A communication disorder on the other hand differs a lot with autism. It is like a language disorder with an impaired ability in an individual to understand or share with others the feelings and ideas. It is also revealed mostly in impairment to comprehend written or spoken language. Some of the features of a communication disorder include speech disorder. This is the difficulty in production of speech correctly provoking the use of voice. Stuttering is also a part of the communication disorder. It is signalled by an interruption of speech flow. The other major characteristic of a communication disorder and not autism is Voice. This is the speech quality for instance nasality, hoarseness or volume (Fletcher, 2000).
Behaviour is something crucial in determining whether it is communication disorder or autism. There are common weird behaviours when a child has autism very different from when with communication disorder. Lining up of objects like toy cars repetitively, walking on toes most of the time, flapping wings repeatedly when exited and looking at objects with the corner of the eye are some of the weird behaviours that are an alarm to autism. They may be normal if a child only does it occasionally. However, repeated behaviour should draw your concern because it is a possible symptom of autism.
Parents anxious to know and develop a distinction of communication disorder and autism have very many questions running through their heads. Some possible questions that are likely a feature of their concern include:
- What is mild autism?
- Between autism and communication disorder, which is the most serious?
- Which one between autism and communication disorder is the patient capable of recovering fast?
- What are some of the behaviours in an autistic or non-autistic child?
- How can one measure the prevalence of autism?
- What are some of the interventions applicable in handling communication disorders
- Do communication disorders have any side effects to the patient
Identification of autism requires some form of developmental surveillance. Routine developmental surveillance is effective in identifying children with a likelihood of developing autism disorders. Some of the instruments used include Parents’ Evaluation of Developmental Status (PEDS), stages, age’s questionnaire, and screen’s series. Another mode of assessment would be a follow up of any regression in language as well as socialisation skills noted in hand before 18 months of child’s age. There are other medical assessments including screening tests that involve serum lead level iron and folate levels, a full blood count, and vitamin B12 levels, thyroid function tests, a urine metabolic screen and creatine kinase level (Ward, 1999).

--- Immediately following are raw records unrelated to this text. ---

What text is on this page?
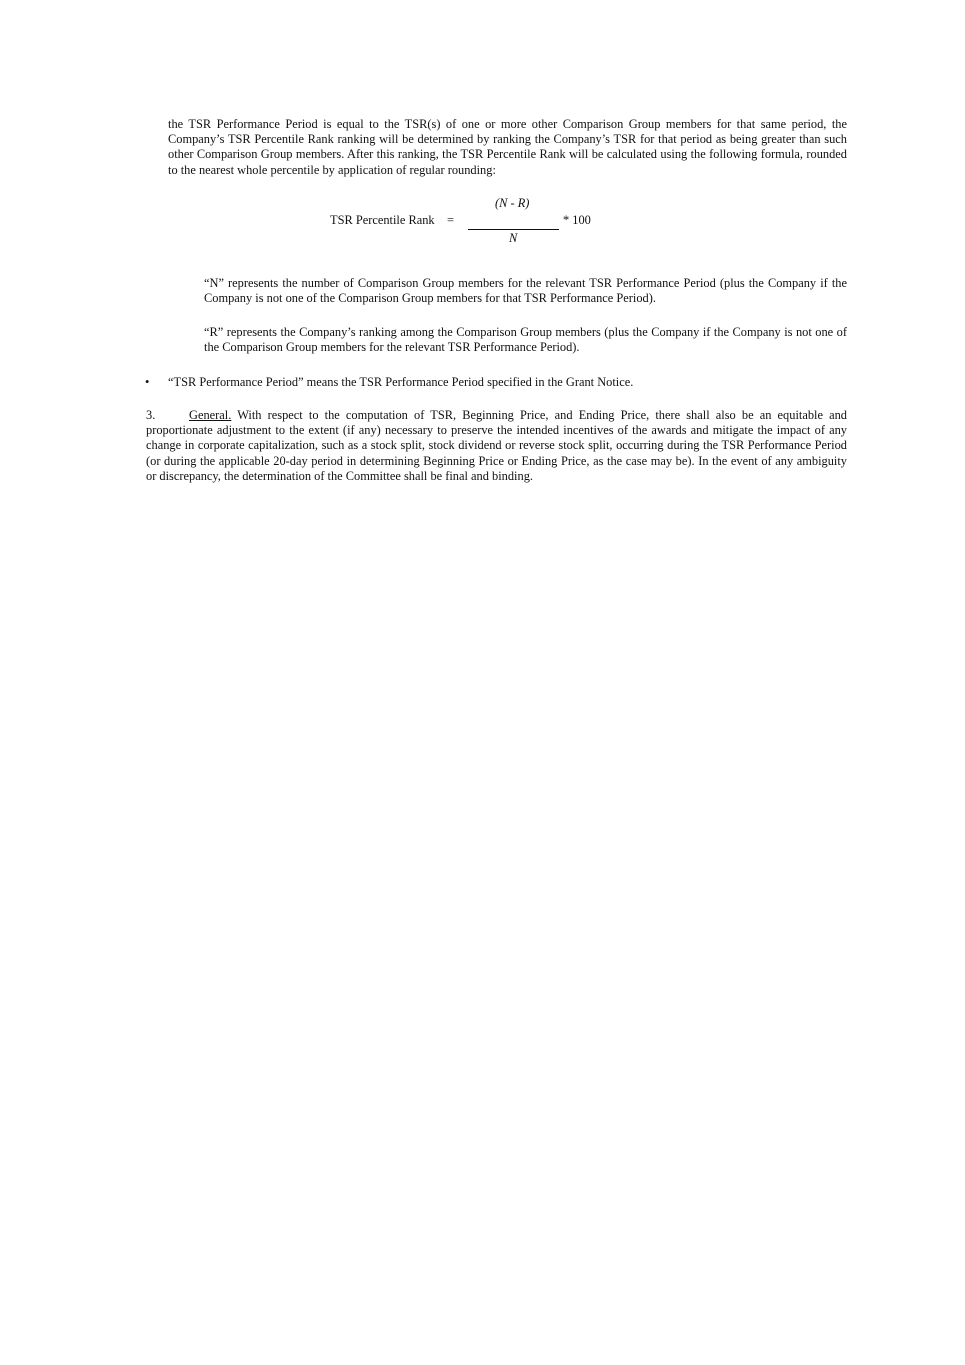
the TSR Performance Period is equal to the TSR(s) of one or more other Comparison Group members for that same period, the Company’s TSR Percentile Rank ranking will be determined by ranking the Company’s TSR for that period as being greater than such other Comparison Group members. After this ranking, the TSR Percentile Rank will be calculated using the following formula, rounded to the nearest whole percentile by application of regular rounding:
TSR Percentile Rank =
(N - R)
* 100
N
“N” represents the number of Comparison Group members for the relevant TSR Performance Period (plus the Company if the Company is not one of the Comparison Group members for that TSR Performance Period).
“R” represents the Company’s ranking among the Comparison Group members (plus the Company if the Company is not one of the Comparison Group members for the relevant TSR Performance Period).
• “TSR Performance Period” means the TSR Performance Period specified in the Grant Notice.
3.	General. With respect to the computation of TSR, Beginning Price, and Ending Price, there shall also be an equitable and proportionate adjustment to the extent (if any) necessary to preserve the intended incentives of the awards and mitigate the impact of any change in corporate capitalization, such as a stock split, stock dividend or reverse stock split, occurring during the TSR Performance Period (or during the applicable 20-day period in determining Beginning Price or Ending Price, as the case may be). In the event of any ambiguity or discrepancy, the determination of the Committee shall be final and binding.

Behaviour is an area under scrutiny when identifying the autism problem. In this case, you will have to refer the child to a speech therapist. He expresses concerns on the child’s general development and other unusual behaviours. The challenge is the way the speech therapists handles the child yet he is not used to him. The therapist might diagnose wrongly, when the child’s receptiveness is because of reaction to a stranger but not in reality autism. The assessment of behaviour to determine the condition of the child is also challenging because it might not produce valid results. Assumptions that aggression and self-injury are reactions because of autism is wrong, the reactions might be emanating from other stimulants in the child’s biological system.